Creating a local GPO
Banner Health became one of a few regional provider networks to create its own group purchasing organization (GPO) – called Supply Chain Value Network (SCVN) – to augment, but not replace, the national GPO – Premier – in which it retains membership.
Supply Chain Services drives sourcing and contacting efforts through category segmentation delineated in five areas: Blood, Food, Drugs, Commodities and Medical Devices.
“As we studied the categories, we saw that our GPO was effective in the Food, Drug and Commodity segments,” Bowen noted. “However, they were less effective for the Medical Device and Blood categories. This is not a shortcoming of our GPO, or any GPO; but I believe it is typical for national GPOs due to the local – not national – nature of these products and the suppliers’ preference for local contracts in these segments.”

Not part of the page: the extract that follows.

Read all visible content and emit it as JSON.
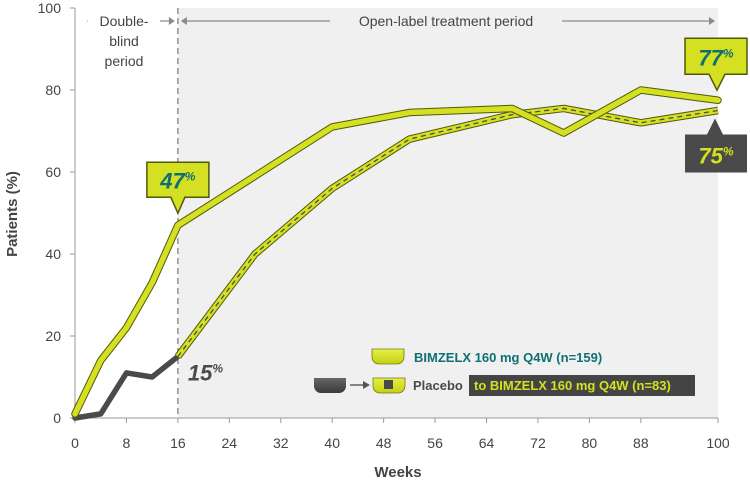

SCVN focuses on contracts better served through local and regional suppliers as well as most purchased services, according to Bowen. Further, Banner Health uses SCVN as an avenue to form relationships and provide contracting and supply chain services to other interested provider organizations, he added.
Eliminating redundancy between the local/regional and national organizations takes “a lot of coordination, collaboration and communication,” Bowen admitted. “Mike Halmrast and the sourcing team do a great job of planning using our contract calendar and involving all the stakeholders so we can co-create plans and then execute those plans together.”
Since its initial agreement in 2008, Banner Health created its own insurance division that it expanded in 2012 and then again in 2015 to function as both provider and payer to bolster its philosophy behind providing value-based care. They offer a variety of health plans that include Medicare and Medicaid options.
“This has allowed the supply chain, the insurance division and the providers to work together in new ways to address the challenges of value-based care and move forward together,” Bowen noted. “The integration journey with outside insurers is still in front of us.”
Dennis Laraway, Banner Health CFO, see the development as a necessary service expansion for community care and value-based decision-making.
“ We believe that we need to have the skills and capabilities that insurance companies do from the point of purchase of health coverage all the way through the points of rendering care, episodic care, or even more managed care,” he said. “We need to have all of those capabilities under one organizational structure. The integration of skill sets from payer to provider to supply chain are key in managing value-based care.”
Banner Health may be considered a sizeable regional system but Bowen encourages smaller organizations to consider adopting and implementing much of what they’ve accomplished because it’s doable.
“For smaller organizations it does make sense to do this work in pieces and grow organically,” he advised. “Having said that, I think that same approach also makes sense for the large organizations. Keep in mind that we did not complete any of this work overnight. It has accumulated and grown over 20 years. In addition, I remind my team that this work is like cleaning your kitchen. The kitchen may be clean today, but you can count it being a mess tomorrow. The work has to be done every day to keep it clean and running smoothly.”